Deutschlands öffentlicher Dienst braucht einen Digitalisierungs- und Modernisierungsschub, fordert dbb jugend Chefin Karoline Herrmann. In einem Interview mit dem dbb jugend magazin „t@cker“ (Ausgabe Juni 2020) sprach sie über die Performance des Staats bei der Bekämpfung der Corona-Pandemie und über die Chancen, die die Krise bei allen negativen Folgen bietet.
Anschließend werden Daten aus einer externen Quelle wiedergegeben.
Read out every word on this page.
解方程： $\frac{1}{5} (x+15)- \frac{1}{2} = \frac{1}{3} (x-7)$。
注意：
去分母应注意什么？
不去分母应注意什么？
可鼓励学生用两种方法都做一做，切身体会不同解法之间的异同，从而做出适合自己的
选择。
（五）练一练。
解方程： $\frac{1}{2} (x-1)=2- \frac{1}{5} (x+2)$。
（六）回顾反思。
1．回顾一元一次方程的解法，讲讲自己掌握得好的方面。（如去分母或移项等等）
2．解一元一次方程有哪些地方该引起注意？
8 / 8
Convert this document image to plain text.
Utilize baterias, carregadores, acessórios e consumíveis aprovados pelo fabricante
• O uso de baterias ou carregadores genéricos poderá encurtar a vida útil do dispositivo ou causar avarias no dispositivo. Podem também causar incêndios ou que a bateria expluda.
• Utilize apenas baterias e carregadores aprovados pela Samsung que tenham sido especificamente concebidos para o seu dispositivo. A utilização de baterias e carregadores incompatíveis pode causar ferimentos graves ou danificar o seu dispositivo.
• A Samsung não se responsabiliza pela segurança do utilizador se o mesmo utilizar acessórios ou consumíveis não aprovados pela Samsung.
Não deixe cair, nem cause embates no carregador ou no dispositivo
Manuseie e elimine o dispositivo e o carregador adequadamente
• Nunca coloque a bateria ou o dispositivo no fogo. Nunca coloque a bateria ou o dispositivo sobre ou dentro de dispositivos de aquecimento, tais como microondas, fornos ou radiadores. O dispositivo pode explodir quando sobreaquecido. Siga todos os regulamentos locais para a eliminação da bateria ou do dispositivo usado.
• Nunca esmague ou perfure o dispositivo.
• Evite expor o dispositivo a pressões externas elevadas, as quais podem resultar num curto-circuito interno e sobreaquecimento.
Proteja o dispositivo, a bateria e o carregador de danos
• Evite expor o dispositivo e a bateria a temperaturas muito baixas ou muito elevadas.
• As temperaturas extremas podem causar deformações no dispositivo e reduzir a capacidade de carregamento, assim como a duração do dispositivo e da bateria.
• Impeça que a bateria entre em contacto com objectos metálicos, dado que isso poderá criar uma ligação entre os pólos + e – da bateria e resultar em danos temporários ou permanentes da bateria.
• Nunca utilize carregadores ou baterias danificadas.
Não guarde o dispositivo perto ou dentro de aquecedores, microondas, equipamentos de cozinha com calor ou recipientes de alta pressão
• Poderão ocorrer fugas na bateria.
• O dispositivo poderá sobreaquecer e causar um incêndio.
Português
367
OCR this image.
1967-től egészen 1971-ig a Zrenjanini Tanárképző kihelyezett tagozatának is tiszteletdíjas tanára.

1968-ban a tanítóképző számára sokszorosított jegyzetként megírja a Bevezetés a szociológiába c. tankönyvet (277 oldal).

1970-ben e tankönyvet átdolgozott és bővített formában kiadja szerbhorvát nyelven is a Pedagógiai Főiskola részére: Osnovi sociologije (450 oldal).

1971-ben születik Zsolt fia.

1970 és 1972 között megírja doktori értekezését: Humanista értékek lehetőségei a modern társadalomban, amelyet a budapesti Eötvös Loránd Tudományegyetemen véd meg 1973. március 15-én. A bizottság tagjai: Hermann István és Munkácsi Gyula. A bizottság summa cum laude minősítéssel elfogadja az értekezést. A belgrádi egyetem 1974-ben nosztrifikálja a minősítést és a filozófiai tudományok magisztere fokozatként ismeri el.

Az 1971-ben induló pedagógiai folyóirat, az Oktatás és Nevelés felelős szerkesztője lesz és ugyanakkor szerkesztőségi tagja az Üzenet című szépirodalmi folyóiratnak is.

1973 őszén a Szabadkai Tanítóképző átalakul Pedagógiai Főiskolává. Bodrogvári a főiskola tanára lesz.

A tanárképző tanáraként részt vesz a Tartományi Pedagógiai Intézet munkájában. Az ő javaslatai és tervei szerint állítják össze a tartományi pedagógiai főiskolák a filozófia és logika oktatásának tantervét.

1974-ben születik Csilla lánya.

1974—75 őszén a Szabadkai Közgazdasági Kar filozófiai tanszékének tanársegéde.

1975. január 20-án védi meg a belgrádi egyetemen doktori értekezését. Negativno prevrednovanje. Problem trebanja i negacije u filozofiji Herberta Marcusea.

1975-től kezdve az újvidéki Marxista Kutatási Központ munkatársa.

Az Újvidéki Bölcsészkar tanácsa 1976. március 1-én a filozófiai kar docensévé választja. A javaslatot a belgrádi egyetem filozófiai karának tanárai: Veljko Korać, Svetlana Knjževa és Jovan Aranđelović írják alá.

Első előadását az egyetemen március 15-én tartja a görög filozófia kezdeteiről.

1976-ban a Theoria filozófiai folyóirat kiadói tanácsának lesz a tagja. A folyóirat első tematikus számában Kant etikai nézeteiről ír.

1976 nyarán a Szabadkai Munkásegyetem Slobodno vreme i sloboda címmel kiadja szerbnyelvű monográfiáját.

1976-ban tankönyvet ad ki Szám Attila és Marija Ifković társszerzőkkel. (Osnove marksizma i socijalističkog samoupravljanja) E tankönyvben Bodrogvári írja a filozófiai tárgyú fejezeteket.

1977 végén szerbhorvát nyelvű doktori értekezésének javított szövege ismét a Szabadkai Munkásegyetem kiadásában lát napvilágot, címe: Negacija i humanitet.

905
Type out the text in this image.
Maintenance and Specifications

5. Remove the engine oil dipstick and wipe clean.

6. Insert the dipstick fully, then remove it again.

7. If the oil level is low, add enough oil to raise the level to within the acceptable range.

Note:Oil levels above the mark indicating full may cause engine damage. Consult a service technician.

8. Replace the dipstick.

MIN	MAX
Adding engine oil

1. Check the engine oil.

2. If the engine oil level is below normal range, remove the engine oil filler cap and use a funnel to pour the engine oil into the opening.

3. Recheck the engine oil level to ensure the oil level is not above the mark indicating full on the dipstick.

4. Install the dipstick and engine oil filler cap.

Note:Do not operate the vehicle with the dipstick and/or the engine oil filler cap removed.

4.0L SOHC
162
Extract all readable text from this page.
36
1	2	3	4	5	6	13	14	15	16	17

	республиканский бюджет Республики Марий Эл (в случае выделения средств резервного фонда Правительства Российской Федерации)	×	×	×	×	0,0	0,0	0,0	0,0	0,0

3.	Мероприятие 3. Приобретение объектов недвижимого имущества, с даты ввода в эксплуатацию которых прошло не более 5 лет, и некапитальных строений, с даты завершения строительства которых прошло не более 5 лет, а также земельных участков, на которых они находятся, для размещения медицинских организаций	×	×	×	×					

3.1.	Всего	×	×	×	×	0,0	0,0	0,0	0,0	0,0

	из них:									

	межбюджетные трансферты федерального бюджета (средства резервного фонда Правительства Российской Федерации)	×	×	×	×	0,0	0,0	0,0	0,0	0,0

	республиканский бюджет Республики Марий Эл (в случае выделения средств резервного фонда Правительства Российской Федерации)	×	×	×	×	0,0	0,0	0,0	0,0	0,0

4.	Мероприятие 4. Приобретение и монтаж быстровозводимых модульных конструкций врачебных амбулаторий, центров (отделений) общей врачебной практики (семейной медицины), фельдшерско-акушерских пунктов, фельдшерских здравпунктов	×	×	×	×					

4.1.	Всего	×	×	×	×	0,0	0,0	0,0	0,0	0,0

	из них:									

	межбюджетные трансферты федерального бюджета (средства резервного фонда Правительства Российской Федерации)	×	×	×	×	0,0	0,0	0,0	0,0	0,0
„Selbstlos, hochmotiviert und engagiert“, hat sich Deutschlands öffentlicher Dienst bislang in der Coronavirus-Krise geschlagen, bilanzierte die Vorsitzende der dbb jugend, machte aber zugleich deutlich: „Das große Aufräumen fängt gerade erst an. Die Pandemie und ihre Auswirkungen, die Maßnahmen zu ihrer Eindämmung und deren Folgen haben zu massiven konjunkturellen Einbrüchen und sozialen Verwerfungen geführt, deren Ausmaß schon heute gigantisch ist. Außerdem hat uns die Krise schonungslos vor Augen geführt, wo unsere Defizite liegen: Personal- und Ausstattungsmangel in vielen existenziellen Bereichen der öffentlichen Daseinsvorsorge, fehlende digitale Infrastruktur, Kommunikations- und Koordinierungslücken und auch eine gewisse Wertschätzungs-Unwucht, was Standing und Bezahlung von Menschen in systemrelevanten Berufen betrifft. All das wird neben den weiteren Anstrengungen zur Eindämmung des Coronavirus zu bearbeiten sein in den nächsten Monaten und Jahren“, so Herrmann, die auch Mitglied der dbb Bundesleitung ist. „Jetzt muss es ums Ganze gehen. Von der Klärung der Frage, wie wir die Finanzen generationen- und geschlechtergerecht wieder auf die Reihe bekommen, wie wir mit sozialen Ungerechtigkeiten aufräumen und auch mit Blick auf Klima- und Umweltschutz nachhaltig Zukunftssicherung betreiben“, forderte sie.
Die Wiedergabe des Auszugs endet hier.